Каждая крошечная частица или частицы “мусора” были нанесены на отдельные предметные стекла, имевшие свои обозначения. Стекла стояли на специальном стеллаже, и Гроссман, объясняя, притрагивался указательным пальцем к каждому из них.
– Основной состав образован из материалов, представленных на вот этих первых трех предметных стеклах и являющихся вязкой мастикой, к которой приклеились все остальные.
– И что же это за три материала? – спросил Клинг.
– Жир, древесные опилки и кровь, – ответил Гроссман.
– Человеческая кровь?
– Нет. Мы подвергли ее тесту Уленхута. Она совершенно точно не человеческая.
– Это хорошо.
– Да, – согласился Гроссман, – поскольку она дает нам кое-что для анализа. Где мы скорее всего можем столкнуться с комбинацией древесных опилок, жира и животной крови?

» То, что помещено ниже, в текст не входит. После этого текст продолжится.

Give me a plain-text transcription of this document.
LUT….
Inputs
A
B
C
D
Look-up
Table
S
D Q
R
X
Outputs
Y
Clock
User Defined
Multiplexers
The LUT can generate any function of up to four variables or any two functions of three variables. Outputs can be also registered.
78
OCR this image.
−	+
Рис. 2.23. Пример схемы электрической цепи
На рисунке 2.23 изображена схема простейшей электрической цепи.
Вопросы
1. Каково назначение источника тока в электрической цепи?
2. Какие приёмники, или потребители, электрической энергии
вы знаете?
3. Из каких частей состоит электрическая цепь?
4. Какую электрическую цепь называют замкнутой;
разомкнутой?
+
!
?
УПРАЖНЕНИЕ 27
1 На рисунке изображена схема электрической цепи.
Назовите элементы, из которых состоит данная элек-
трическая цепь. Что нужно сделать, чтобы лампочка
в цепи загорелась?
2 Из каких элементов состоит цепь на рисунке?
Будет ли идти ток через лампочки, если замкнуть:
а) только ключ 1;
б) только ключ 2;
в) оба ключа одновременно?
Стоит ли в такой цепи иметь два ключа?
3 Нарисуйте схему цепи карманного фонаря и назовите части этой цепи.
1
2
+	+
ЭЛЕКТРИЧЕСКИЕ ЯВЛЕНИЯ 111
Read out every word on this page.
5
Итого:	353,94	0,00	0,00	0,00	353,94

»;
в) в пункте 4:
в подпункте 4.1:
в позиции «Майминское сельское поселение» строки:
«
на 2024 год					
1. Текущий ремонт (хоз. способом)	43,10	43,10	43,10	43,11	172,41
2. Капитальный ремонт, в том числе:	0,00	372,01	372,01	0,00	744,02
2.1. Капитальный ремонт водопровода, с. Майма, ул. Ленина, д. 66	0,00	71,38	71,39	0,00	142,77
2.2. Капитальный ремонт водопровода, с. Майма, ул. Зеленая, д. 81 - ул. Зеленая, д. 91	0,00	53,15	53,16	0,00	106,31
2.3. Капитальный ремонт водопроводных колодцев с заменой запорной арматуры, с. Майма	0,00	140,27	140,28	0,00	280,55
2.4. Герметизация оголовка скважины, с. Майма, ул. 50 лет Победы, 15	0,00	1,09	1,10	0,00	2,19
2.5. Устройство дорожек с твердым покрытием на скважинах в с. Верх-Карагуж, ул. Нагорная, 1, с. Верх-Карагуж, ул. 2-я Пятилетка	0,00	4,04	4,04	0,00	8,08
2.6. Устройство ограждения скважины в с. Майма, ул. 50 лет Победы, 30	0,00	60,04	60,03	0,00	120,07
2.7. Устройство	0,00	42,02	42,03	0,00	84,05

– В мясном магазине? – предположил Клинг.
– Таково и наше предположение. И четвертое предметное стекло подтверждает его. – Гроссман постучал пальцем по стеклу. – Это щетина животного. Сначала мы сомневались, поскольку неровность поверхности очень напоминала человеческий волос. Но медуллярный коэффициент – соотношение между диаметром сердцевины и диаметром всего волоса – равнялся ноль целых пять десятых. Если бы этот коэффициент был меньше, то это указывало бы на его человеческое происхождение. Но этот определенно не человеческий. Он принадлежит животному.
– Какому? – спросил Клинг.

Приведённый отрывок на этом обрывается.